Quantas vezes acontece que uma família se reúna vezes após vez ao redor de sua
mesa, com aquele alimento abundante e agradável que, na boa providência de
Deus, eles foram capacitados a receber e parecem agradecer a seu Pai Celestial
por essas bênçãos, e ainda eles não lhe agradecem; e, nenhum coração de todos
os que ali se encontram sente uma emoção de gratidão para com Deus. A graça
antes das refeições é necessária e apropriada, eles acreditam, mas nem aquele que
fala nem aqueles que ouvem as palavras muitas vezes decoradas e repetidas têm
qualquer sentimento real de gratidão afinal. Eu não digo que isto é assim com
todos; mas não é muito frequentemente assim? E se aqui, quando você está
professando dar graças, você não sente agradecimento, infelizmente, como deve
ser naquelas horas inumeráveis, quando você nem pensa nem fala de gratidão.
Digo então que, referindo-me às
bênçãos temporais, ao bem terreno, ao curso ordinário dos assuntos da vida,
temo que, infelizmente, meus irmãos cristãos estejam necessitados na gratidão a
Deus, a qual vocês devem cultivar e valorizar. É um retorno fraco para a
bondade que coroa a sua vida com tantas bênçãos, estar reclamando
constantemente porque algo dá errado. Você diz a uma criança que se queixa do
que lhe é dado, que ela deve se alegrar porque é muito bom; e que o que ela
ganhou é muito melhor do que ela merece. E assim pode ser dito a todos os
professantes filhos de Deus - por poucas, comparativamente, que possam ser suas
vantagens e, independentemente de quantos, comparativamente, possam ser seus
problemas, vocês devem ser gratos, vocês devem se lembrar que é muito melhor do
que vocês merecem.
Mas, a alegria contemplada pelo
texto equivale a muito mais do que gratidão pelas misericórdias temporais. De
fato, tanto quanto eu tentei demonstrar, é o motivo de gratidão na pontuação
das bênçãos terrenas e, infelizmente, porque por negligência, não cultivamos
mais o espírito de gratidão pelo bem presente, os dons mais insignificantes de
nosso Pai, e todas essas fontes de prazer nada são comparadas com aquela maior
alegria para a qual o cristão é aqui convidado. É para se alegrar por causa das
bênçãos espirituais.
Sei que,
ao exortar os cristãos a regozijarem-se por seus privilégios e bênçãos religiosas,
é possível enfrentar o perigo do orgulho espiritual. Lembro-me do fariseu, que
agradeceu a Deus (pelo menos ele disse que sim - eu duvido que realmente
sentisse alguma gratidão) que ele era melhor do que os outros homens.
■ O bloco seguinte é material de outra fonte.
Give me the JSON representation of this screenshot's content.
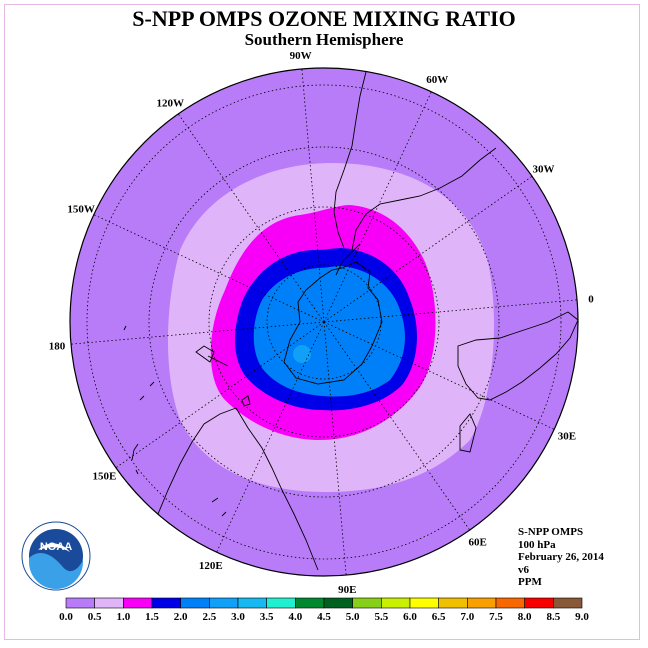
{
  "title": "S-NPP OMPS OZONE MIXING RATIO",
  "subtitle": "Southern Hemisphere",
  "logo_text": "NOAA",
  "longitude_labels": [
    "0",
    "30E",
    "60E",
    "90E",
    "120E",
    "150E",
    "180",
    "150W",
    "120W",
    "90W",
    "60W",
    "30W"
  ],
  "info": {
    "instrument": "S-NPP OMPS",
    "level": "100 hPa",
    "date": "February 26, 2014",
    "version": "v6",
    "units": "PPM"
  },
  "colorbar": {
    "ticks": [
      "0.0",
      "0.5",
      "1.0",
      "1.5",
      "2.0",
      "2.5",
      "3.0",
      "3.5",
      "4.0",
      "4.5",
      "5.0",
      "5.5",
      "6.0",
      "6.5",
      "7.0",
      "7.5",
      "8.0",
      "8.5",
      "9.0"
    ],
    "colors": [
      "#b87cf8",
      "#e0b4f8",
      "#f800f8",
      "#0000e8",
      "#0080f8",
      "#10a0f8",
      "#18b8f0",
      "#20f0d0",
      "#008830",
      "#006020",
      "#88d018",
      "#c8f000",
      "#ffff00",
      "#f0c000",
      "#f8a000",
      "#f86800",
      "#f80000",
      "#885838"
    ]
  },
  "chart_data": {
    "type": "polar-contour-map",
    "projection": "south-polar-stereographic",
    "field": "ozone mixing ratio",
    "contour_levels": [
      0.0,
      0.5,
      1.0,
      1.5,
      2.0,
      2.5,
      3.0,
      3.5,
      4.0,
      4.5,
      5.0,
      5.5,
      6.0,
      6.5,
      7.0,
      7.5,
      8.0,
      8.5,
      9.0
    ],
    "regions_outer_to_inner": [
      {
        "range": [
          0.0,
          0.5
        ],
        "color": "#b87cf8"
      },
      {
        "range": [
          0.5,
          1.0
        ],
        "color": "#e0b4f8"
      },
      {
        "range": [
          1.0,
          1.5
        ],
        "color": "#f800f8"
      },
      {
        "range": [
          1.5,
          2.0
        ],
        "color": "#0000e8"
      },
      {
        "range": [
          2.0,
          2.5
        ],
        "color": "#0080f8"
      },
      {
        "range": [
          2.5,
          3.0
        ],
        "color": "#10a0f8"
      }
    ],
    "grid": true
  }
}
Não me
esqueci de quão pecaminoso um sentimento como este deve ser - quão indigno de
criaturas como nós, que não têm nenhum bem em si mesmas, cuja justiça deve ser
completamente o dom de outro (de Jesus). Essa consideração é suficiente para
neutralizar toda tendência ao orgulho espiritual. Se um homem é realmente
cristão, ele sabe que todo o bem que há nele é de Deus; ele sabe que tem que
agradecer a Deus por todos os privilégios de que desfruta, e não pode merecer o
crédito pelo que é dom de outro - e em sua gratidão ao doador seria melhor
fazê-lo de forma humilde do que orgulhosa. Não, o verdadeiro cristão pode
regozijar-se com o que o Senhor lhe fez, sem esquecer que o deve ao Senhor -
"pela graça de Deus, sou o que sou". No mundo, os homens mais
orgulhosos são geralmente aqueles que menos têm orgulho, e assim, na religião,
o homem que tem muito dela está em muito pouco risco de se sentir orgulhoso,
porque a religião cuja essência é a humildade sempre lhe ensinará a
"regozijar-se com tremor".
Repito, então, que o texto parece apontar
adequadamente para uma alegria espiritual, e para a pontuação de bênçãos
espirituais. Há muitas razões pelas quais os cristãos devem se alegrar no
Senhor. Aqui estão algumas delas.
Digo-lhe que se alegre, meu
querido leitor, porque pelo menos foi despertado para um sentimento de seus
pecados - que você não é um pecador descuidado nem endurecido. É uma coisa boa
para um homem estar ciente de sua condição, porque ele é, então, mais propenso
a procurar alívio. Se um homem encontra-se em perigo, há esperança que ele se
esforçará para escapar. Se alguém sabe que ele está doente, e o sente, há
esperança de que ele vai procurar o médico. E o fato de que um homem sente que
ele é um pecador mostra que ele está começando a ter mais ideias corretas sobre
o que é o pecado, e o que é a santidade - do que é seu próprio caráter, e o que
esse caráter deve ser. Um pecador desperto não está mais livre do pecado do que
era antes.
Mas, então, é mais provável que
ele busque o Salvador e, assim, ser perdoado e purificado. Um velho escritor
disse que quando um balde que está sendo extraído do poço não sentimos que ele é
pesado, até que ele começa a sair da água; que um homem que está debaixo da água
não sente o peso das toneladas que podem estar acima dele, tanto quanto ele
sentiria o peso de um pequeno pingo de água em sua cabeça quando ele está fora.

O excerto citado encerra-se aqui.